I also want to thank a great friend, who we lost a few years ago, for her desire to make a writer out of me. Liz Nutter, formerly of Leading Edge Communications, was a writer and editor of several local and state trade journal magazines. She pushed me to be a better writer many years ago when I wrote for the Virginia Turfgrass Council Journal. She beat on me with her literary stick and I took my lumps. I’m far from anything close to her level, but her persistence was a driving force in my writing — and ultimately helping me win the GCSAA’s 2006 Leo Feser Award and becoming a published writer. Liz passed away in 2018 and I still think of her often. I am thankful for our friendship. I hope she would have enjoyed what I’ve written these last three years, and I know she would probably still critique the heck of me. I would expect no less from her.

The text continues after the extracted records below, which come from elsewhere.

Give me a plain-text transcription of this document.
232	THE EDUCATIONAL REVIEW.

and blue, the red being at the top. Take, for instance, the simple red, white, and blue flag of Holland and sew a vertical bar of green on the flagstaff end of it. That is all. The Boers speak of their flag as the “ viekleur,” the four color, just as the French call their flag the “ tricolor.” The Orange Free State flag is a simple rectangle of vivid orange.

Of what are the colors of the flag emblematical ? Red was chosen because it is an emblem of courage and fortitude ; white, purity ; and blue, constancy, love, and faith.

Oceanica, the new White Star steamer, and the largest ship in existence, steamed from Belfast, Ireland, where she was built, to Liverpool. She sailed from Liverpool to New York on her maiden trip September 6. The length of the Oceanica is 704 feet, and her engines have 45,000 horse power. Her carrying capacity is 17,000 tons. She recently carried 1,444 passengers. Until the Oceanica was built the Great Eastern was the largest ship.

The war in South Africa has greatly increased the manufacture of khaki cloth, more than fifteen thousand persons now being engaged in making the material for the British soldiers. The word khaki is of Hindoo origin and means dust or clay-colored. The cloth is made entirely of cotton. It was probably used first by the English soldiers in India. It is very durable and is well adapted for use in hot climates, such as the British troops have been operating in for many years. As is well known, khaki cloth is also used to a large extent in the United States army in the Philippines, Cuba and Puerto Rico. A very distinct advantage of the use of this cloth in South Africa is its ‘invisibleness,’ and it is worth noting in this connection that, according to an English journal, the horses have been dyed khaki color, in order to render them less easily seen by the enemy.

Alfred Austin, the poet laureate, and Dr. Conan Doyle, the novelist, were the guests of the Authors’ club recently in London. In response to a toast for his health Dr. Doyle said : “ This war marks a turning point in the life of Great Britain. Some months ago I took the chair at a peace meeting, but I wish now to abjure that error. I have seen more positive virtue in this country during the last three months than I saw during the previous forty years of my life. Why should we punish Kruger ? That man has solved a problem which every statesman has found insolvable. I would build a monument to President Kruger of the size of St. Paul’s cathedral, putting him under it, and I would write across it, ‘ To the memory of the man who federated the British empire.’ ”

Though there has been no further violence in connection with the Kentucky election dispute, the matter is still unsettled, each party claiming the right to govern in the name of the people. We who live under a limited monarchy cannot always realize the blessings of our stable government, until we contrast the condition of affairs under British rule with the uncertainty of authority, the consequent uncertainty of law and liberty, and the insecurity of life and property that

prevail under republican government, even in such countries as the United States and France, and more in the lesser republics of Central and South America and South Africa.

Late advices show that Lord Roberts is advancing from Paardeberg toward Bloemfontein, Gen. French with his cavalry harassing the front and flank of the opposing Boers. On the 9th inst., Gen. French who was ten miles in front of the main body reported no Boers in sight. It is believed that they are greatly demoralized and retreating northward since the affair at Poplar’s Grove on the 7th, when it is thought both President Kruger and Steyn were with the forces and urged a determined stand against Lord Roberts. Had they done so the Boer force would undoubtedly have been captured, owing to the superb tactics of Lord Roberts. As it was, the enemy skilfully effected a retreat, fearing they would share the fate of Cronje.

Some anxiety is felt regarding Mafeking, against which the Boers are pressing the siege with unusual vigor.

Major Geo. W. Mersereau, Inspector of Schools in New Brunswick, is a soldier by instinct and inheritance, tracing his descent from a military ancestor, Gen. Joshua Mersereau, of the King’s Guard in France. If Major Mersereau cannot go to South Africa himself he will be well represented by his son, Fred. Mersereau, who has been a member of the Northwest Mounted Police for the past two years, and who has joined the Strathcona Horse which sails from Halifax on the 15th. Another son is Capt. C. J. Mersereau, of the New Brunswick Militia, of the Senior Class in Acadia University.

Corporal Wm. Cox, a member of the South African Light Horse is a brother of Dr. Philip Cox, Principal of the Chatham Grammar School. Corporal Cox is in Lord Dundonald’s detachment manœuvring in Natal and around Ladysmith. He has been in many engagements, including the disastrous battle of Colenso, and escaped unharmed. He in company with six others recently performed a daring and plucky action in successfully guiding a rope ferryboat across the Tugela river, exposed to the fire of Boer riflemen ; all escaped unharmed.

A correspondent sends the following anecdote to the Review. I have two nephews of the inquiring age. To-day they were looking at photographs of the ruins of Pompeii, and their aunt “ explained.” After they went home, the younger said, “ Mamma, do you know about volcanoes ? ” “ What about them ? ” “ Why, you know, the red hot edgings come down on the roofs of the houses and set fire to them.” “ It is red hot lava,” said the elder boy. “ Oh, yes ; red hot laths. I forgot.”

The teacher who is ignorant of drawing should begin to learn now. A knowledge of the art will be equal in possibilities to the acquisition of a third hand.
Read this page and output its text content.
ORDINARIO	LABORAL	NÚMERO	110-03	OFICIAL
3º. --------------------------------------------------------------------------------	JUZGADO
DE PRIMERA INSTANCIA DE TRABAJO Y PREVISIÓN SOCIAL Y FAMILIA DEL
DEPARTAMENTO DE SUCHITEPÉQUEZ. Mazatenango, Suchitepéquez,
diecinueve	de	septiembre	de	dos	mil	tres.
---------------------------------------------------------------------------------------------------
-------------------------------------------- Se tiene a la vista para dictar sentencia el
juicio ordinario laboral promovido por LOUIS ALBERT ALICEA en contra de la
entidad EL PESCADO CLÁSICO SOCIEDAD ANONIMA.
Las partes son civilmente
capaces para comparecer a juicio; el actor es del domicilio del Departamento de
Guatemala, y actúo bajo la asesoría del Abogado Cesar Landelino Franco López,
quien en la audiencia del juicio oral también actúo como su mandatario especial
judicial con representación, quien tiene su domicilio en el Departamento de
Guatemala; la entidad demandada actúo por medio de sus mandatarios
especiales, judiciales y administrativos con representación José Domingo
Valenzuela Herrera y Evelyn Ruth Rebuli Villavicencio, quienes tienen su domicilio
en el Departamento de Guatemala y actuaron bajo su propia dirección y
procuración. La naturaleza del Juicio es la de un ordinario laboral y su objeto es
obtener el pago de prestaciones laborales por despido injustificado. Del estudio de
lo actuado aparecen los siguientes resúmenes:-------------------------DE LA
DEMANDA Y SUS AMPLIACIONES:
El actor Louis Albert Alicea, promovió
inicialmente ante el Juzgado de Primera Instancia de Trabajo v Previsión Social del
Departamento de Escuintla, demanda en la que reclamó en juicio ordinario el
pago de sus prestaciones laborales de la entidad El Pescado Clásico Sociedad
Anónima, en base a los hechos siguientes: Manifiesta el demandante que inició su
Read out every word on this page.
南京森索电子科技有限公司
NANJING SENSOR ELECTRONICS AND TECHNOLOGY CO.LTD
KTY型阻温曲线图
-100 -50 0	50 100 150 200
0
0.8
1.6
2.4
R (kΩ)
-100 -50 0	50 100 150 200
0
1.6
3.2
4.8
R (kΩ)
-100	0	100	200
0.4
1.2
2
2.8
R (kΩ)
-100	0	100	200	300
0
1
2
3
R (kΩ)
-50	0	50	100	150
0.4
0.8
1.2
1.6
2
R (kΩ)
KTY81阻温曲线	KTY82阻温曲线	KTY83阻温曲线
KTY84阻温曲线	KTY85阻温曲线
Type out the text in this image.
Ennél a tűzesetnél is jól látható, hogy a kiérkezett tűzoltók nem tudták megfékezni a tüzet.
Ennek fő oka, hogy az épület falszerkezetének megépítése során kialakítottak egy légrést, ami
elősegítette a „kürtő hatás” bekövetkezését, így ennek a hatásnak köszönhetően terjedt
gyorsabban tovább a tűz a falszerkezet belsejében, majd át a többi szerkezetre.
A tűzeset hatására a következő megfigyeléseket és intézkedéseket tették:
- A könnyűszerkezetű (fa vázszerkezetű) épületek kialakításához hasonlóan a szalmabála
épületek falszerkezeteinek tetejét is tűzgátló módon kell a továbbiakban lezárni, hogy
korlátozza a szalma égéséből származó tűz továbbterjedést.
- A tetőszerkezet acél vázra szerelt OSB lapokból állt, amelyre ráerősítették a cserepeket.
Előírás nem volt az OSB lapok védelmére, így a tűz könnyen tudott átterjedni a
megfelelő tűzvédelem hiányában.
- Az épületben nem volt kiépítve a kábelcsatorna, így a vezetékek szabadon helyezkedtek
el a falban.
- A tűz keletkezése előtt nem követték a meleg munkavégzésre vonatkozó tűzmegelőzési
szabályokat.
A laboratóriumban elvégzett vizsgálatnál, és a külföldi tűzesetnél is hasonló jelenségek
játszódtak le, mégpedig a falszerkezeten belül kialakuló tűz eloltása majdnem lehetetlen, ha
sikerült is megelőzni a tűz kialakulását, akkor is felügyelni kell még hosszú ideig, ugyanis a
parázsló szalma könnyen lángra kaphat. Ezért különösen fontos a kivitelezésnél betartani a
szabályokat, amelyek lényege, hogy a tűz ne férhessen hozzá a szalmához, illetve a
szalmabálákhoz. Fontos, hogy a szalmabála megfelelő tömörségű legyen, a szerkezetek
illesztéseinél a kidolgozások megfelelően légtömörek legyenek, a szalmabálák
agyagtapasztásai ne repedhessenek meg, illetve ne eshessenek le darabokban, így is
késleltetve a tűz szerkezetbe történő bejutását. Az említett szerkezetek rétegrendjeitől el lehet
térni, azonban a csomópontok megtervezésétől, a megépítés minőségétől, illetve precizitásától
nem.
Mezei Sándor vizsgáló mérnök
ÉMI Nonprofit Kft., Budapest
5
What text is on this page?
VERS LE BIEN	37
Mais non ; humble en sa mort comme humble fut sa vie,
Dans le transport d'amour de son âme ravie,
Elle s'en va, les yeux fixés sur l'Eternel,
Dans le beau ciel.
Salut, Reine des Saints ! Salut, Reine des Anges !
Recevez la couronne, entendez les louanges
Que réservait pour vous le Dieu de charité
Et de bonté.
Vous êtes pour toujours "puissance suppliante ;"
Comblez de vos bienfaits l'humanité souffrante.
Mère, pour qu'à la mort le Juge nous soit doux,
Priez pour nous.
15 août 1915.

Lastly, I need to thank my wife, Kim. She put up with this ridiculous schedule the last two and a half years with barely a word about it. She knows I love what I do and that I put my heart and soul into it. She too maintains a hectic schedule, as she just took a new job with a CPA firm out of New York and is finishing her associate’s degree in accounting with 15 credit hours this past semester while working a fulltime job. She’ll have her degree next spring and I’m super proud of her work. She has As across the board in all of her classes! Her schedule sounds very familiar, juggling multiple jobs at one time while being a new wife and mother. She is amazing and I’m thankful she’s in my corner now and for the start of year No. 4.